I can’t blame him for these, this time. But it does explain why he keeps coming in the house with muddy paws.

I had a post yesterday about Autism. When I wrote it things seemed ok with it. But then something happened. I happened….

I’m still working through this pcurrent bout of depression. Won’t be the first or last time I do this. When depression becomes DEPRESSION with me I start to doubt myself. Question my worth. That’s what happened yesterday. I reread the post and didn’t like it. The words were wrong. Uncertain of the message. Why was I bothering. If people want to read about Autism and Autism Patenting then they would be so much better off going to other blogs. Go to a blog like Robyn’s wonderful one. Nothing I said could change my mind. The voices in my would not be satisfied until I deleted the post. Eventually that is what happened.

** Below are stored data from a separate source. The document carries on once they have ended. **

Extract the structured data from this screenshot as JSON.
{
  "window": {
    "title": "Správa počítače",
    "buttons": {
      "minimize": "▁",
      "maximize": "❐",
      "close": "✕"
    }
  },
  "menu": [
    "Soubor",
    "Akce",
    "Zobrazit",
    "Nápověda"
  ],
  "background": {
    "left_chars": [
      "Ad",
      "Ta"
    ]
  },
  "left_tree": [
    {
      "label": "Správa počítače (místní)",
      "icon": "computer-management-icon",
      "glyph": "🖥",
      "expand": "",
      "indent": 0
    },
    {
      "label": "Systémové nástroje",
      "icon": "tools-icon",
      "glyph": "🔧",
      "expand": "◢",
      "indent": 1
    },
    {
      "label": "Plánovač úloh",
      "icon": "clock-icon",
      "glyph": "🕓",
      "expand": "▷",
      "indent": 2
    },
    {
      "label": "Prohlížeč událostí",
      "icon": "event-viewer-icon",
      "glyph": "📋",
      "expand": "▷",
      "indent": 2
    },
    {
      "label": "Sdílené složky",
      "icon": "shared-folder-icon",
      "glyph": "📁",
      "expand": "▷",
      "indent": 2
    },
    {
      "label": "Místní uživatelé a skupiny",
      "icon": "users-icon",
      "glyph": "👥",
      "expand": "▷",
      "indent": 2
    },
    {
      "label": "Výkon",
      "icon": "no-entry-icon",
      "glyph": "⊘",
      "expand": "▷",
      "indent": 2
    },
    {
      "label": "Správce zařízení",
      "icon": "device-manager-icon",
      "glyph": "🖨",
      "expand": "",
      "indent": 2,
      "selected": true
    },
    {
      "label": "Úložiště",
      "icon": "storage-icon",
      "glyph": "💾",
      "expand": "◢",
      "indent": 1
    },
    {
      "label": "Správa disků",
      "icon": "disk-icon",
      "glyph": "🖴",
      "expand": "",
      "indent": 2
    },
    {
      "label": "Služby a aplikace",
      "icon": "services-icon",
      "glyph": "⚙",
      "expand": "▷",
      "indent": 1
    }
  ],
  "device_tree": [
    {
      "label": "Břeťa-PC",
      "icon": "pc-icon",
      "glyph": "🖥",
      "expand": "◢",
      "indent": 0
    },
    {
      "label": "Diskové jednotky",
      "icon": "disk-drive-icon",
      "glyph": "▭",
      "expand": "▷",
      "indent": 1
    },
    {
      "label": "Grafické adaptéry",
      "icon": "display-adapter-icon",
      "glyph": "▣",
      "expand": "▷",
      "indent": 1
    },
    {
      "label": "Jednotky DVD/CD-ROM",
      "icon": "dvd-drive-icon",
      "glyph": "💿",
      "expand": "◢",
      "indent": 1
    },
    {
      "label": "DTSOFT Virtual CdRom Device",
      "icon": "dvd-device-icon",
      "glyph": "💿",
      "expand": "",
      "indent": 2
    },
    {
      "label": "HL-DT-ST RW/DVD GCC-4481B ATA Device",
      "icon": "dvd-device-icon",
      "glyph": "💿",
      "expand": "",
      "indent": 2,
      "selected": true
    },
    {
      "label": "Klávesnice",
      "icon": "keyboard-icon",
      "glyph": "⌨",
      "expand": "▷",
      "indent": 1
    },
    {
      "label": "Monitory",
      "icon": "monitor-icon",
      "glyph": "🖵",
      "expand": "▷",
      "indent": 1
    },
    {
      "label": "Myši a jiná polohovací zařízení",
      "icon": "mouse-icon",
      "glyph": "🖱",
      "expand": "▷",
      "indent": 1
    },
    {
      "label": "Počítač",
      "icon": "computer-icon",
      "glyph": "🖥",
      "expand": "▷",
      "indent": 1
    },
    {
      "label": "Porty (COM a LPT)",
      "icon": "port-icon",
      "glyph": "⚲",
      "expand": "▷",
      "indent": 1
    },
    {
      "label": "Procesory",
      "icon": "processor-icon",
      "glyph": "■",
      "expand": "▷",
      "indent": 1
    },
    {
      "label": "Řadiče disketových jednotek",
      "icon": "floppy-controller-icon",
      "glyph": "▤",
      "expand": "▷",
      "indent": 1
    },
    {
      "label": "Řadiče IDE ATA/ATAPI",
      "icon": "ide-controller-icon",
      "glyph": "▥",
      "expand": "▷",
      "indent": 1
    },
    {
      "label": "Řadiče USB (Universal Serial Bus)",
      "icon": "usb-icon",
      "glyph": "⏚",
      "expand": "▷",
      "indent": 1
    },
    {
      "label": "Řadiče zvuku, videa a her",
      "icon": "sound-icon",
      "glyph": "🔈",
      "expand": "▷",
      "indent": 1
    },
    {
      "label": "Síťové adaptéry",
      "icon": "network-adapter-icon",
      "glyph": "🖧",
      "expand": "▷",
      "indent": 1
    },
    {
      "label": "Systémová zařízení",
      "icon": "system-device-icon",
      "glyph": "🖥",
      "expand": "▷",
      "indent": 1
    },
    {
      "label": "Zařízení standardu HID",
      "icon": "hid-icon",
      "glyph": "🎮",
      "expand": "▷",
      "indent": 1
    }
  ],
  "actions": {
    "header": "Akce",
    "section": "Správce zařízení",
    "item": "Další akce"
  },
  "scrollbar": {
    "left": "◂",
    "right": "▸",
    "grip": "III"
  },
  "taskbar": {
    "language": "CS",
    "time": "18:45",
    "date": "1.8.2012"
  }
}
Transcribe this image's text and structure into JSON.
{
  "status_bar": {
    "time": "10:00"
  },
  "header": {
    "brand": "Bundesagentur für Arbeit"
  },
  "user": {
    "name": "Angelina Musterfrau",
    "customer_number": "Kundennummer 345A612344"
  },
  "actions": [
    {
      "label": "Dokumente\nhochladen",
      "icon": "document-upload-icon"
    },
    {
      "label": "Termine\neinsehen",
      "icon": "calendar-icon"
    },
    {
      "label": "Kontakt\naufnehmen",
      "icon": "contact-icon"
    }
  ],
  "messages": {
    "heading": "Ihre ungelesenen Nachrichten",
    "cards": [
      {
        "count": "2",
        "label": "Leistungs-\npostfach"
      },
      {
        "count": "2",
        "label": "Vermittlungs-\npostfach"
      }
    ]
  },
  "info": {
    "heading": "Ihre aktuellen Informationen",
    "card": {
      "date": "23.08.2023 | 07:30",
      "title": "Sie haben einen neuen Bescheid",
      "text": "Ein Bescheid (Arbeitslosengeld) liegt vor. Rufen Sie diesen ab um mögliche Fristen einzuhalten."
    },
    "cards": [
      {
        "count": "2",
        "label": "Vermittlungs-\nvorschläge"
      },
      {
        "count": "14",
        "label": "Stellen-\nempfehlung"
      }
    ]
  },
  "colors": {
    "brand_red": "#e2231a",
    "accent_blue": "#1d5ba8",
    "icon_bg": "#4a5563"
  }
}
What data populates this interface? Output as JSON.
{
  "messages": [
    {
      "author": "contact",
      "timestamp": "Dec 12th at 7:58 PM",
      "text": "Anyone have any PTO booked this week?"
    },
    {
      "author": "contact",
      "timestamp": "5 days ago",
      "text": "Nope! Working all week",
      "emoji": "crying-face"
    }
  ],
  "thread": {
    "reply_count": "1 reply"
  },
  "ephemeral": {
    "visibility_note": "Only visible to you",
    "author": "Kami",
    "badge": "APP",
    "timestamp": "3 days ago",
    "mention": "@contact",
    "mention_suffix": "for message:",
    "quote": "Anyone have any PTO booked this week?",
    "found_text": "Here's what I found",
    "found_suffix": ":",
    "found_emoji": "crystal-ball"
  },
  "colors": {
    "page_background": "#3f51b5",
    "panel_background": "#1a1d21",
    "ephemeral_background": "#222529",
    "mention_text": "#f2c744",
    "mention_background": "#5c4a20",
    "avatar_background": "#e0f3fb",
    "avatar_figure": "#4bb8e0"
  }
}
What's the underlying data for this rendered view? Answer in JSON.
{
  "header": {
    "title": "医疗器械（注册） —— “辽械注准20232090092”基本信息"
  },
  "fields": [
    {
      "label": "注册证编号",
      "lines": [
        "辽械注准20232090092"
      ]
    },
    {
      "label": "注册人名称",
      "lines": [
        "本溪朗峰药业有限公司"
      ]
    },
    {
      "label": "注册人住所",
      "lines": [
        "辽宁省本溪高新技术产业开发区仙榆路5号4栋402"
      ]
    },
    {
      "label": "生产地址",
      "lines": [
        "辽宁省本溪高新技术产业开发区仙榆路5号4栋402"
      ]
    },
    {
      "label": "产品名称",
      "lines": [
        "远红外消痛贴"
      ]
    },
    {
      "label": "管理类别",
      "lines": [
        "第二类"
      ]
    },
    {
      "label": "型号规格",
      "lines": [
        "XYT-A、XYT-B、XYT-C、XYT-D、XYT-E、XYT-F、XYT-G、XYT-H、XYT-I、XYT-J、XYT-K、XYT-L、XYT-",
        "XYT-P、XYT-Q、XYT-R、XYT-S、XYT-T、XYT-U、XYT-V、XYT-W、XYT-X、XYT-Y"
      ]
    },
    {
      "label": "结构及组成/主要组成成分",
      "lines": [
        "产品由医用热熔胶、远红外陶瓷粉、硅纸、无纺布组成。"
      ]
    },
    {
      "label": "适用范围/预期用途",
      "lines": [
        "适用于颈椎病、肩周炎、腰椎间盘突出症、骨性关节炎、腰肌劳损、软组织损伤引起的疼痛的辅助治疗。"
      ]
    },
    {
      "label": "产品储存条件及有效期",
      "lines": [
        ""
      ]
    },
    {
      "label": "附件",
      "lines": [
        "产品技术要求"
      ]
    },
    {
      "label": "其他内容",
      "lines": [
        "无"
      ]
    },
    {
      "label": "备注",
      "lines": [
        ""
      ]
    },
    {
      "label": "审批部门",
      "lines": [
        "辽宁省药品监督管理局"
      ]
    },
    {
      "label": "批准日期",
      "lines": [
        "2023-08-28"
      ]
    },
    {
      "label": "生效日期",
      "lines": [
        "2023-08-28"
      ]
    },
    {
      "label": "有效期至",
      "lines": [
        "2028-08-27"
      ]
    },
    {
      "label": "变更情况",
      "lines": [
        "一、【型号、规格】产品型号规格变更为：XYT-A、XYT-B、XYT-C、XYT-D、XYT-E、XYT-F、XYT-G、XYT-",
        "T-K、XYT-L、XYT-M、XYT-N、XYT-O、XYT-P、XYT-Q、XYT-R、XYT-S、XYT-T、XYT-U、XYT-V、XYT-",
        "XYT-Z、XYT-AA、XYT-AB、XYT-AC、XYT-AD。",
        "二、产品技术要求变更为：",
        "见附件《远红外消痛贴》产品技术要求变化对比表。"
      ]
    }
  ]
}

Today the voices are not so strong. I guess today the post would have had a slightly better chance of being published. With my depression it comes in waves. Bad days then better days. Will be that way until I finally get on top of this run of D. In the meantime I will plod on. Trying to not listen to the voices in my head too much. Focusing on those things in my life which bring joy and happiness.

I can do this

We can do this.

61 thoughts on “This time

  1. Write for yourself. I’d people don’t like what they read then they don’t have to follow you. In my opinion, you live daily with autism and Aspergers in your life and therefore have every right to voice your opinion and use the words that best suit your son and you. You are kind, generous and thoughtful and that comes across in every post you write ❤️❤️

    Liked by 1 person

  2. I know those voices. They have been a constant companion since my husband died suddenly four years ago. More joined them when I lost my job and the virus thing created all this fear and insanity. I too, look at things I’ve done and thought them not enough. The thing is, as we fight against them, each victory, we are stronger, better, more understanding of our own pain. As Claire147 said, write for YOU. Share You, it is in the sharing of ourselves, that others who may be facing the same demons see that success is possible. They are not alone, it is not something no one understands but them. Share your heart, for it is beautiful.

    Liked by 1 person

  3. Take a tip from the digger?  Go out and dig a hole until you’re exhausted and thinking of nothing about how silly it was to do so and what should you do with it.  Maybe your little friend is taking out his frustrations too.

    Sent from Yahoo Mail for iPad

    Liked by 2 people

  4. Don’t we all know the feeling of being unsure of ourselves? Well, maybe not everyone. I get it. Take for instance, last week someone said they wanted a photo of me to do a thing on the work online thingy and did I have a photo on my phone? I was all “Nope, I use my phone like a brick”. So I just let them take a photo. I was immediately then thinking “Shit!” ~ “Shit!!” (what was I thinking straight after a shift in full PPE?). Anyways, it took loads of “Get over yourself!” because sharing, right?

    Liked by 1 person

  5. Your autism post was fine. Try not to listen to the Depression Monster👹 I’ve been there myself, too many times to count.
    You may be physically isolated, but you are never alone, my friend! We got you! And yes we can do this!

    Just like Bob The Builder
    “YES, WE CAN!”😉
    💌💌💌💌💌💌💌💌💌💌💌💌💌💌💌💌💌💌💌💌💌💌💌💌💌💌💌💌💌💌💌💌
    Extra hugs!

    Liked by 2 people

  6. Depression is pretty wide-spread, especially so right now. Even though vaccines are being rolled out around the globe it will not take away the months and months of loneliness and extra stress this pandemic caused. And for many of us already dealing with regular bouts with depression it seems like a double whammy. You’ve had a lot on your plate for a very long time so please go easy on your self. You are an awesome Dad, a wonderful writer, and a lovely human being. Hang in there, there’s always a bend in the road.